Though it didn’t apply or benefit from the BLM’s COVID-19 royalty reduction and lease suspension program, Salvin said the company still supports “efforts of the government to make natural resource production economic.”
“The reason that we are supportive of those efforts is because we support energy security in the country,” Salvin said. “It supports economic development by providing jobs to the workers who drill the wells and produce the oil and gas.”
The Petroleum Association of Wyoming, a group representing many oil and gas operators in the state, welcomed the interim relief back in May, pointing to the benefits the temporary aid could have for the state as energy businesses attempt to recover from the pandemic.

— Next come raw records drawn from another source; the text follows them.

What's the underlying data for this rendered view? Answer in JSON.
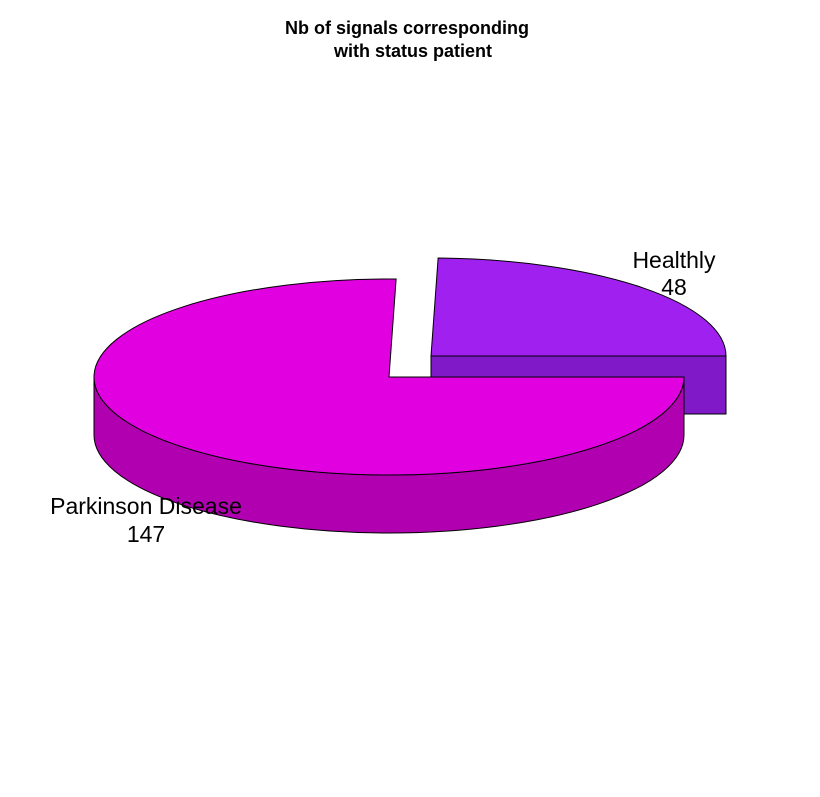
{
  "chart_data": {
    "type": "pie",
    "style": "3d-exploded",
    "title_lines": [
      "Nb of signals corresponding",
      "with status patient"
    ],
    "slices": [
      {
        "label": "Healthly",
        "value": 48,
        "color": "#a020f0",
        "side_color": "#8019c8"
      },
      {
        "label": "Parkinson Disease",
        "value": 147,
        "color": "#e000e0",
        "side_color": "#b000b0"
      }
    ],
    "outline_color": "#000000",
    "legend": "none"
  }
}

The association rejected the characterization of the relief by opponents as “unfair handouts.”
“The federal government utilized longstanding regulations designed to provide flexibility in the industry to keep Americans working and position the economy for a quick recovery from COVID-19,” Ryan McConnaughey, the communications director for the association, told the Star-Tribune back when the relief began.

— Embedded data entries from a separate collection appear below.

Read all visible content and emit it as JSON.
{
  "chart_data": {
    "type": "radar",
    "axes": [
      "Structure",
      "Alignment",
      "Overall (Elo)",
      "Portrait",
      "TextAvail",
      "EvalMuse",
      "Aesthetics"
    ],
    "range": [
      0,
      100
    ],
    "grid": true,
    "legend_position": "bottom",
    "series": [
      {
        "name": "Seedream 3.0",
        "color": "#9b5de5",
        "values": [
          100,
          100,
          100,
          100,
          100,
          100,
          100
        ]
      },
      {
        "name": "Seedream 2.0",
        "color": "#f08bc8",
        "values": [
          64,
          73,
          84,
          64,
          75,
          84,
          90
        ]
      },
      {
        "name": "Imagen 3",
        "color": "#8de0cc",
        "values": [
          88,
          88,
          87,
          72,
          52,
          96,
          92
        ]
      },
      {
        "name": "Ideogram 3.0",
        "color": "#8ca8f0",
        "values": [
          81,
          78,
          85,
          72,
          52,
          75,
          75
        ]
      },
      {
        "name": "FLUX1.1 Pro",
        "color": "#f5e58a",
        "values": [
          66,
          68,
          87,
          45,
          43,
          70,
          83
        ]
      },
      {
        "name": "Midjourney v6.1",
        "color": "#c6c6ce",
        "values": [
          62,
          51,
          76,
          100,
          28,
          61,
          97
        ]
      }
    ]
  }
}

“While some sectors of the economy received tens of billions in direct payments from the emergency PPP program, oil and natural gas companies adhered to existing law to suspend drilling operations and temporarily reduce royalty payments to preserve the capital needed to jump-start production in the future,” McConnaughey added.
And yet, several groups advocating for the protection of public lands have been critical of the federal help extended to oil and gas companies during the economic downturn and public health crisis.
The Western Values Project has been closely tracking the royalty cuts and lease suspensions offered to oil and gas companies operating on federal land in recent months and criticized the aid.
“Oil and gas corporations have been at the Trump administration’s taxpayer-funded trough from the very beginning,” said Jayson O’Neill, Western Values project director. “Between efforts to derail public land protections and the cooperative sage-grouse habitat plans to scoring major royalty rate cuts and lease suspensions that are crippling state and local budgets, taxpayers are paying a hefty price for this industry’s bloated influence on this administration.”
Alan Rogers is the communications director for the Wyoming Outdoor Council, a group advocating for a balance when it comes to drilling on public land Wyoming and conserving wildlife and the environment. Rogers said the group was not opposed to drilling on public land. But he is concerned that the federal relief from royalty reductions and lease suspensions is not trickling down or being properly reinvested into workers or local businesses in Wyoming.
“Our position (is) that oil, gas and coal from public land are our public resources; they belong to citizens,” Rogers said. “They are sold by the federal government on our behalf to these companies. We don’t think it is appropriate or that we should be waiving those royalty payments.”
More permanent changes to the rules guiding oil and gas royalty collection and leasing could be coming down the pipeline.
The BLM plans to amend three regulatory requirements for oil and gas operators operating on federal and tribal land. Lifting these existing requirements would allow operators to more efficiently and accurately handle and measure the commodities they produce, according to the Interior Department’s announcement.
“These proposed enhancements streamline regulations to ensure that our oversight of energy production on America’s public lands is consistent and fair,” Deputy Secretary of the Interior Kate MacGregor said in a statement.
The agency noted the changes would not significantly affect the amount of royalty revenue collected.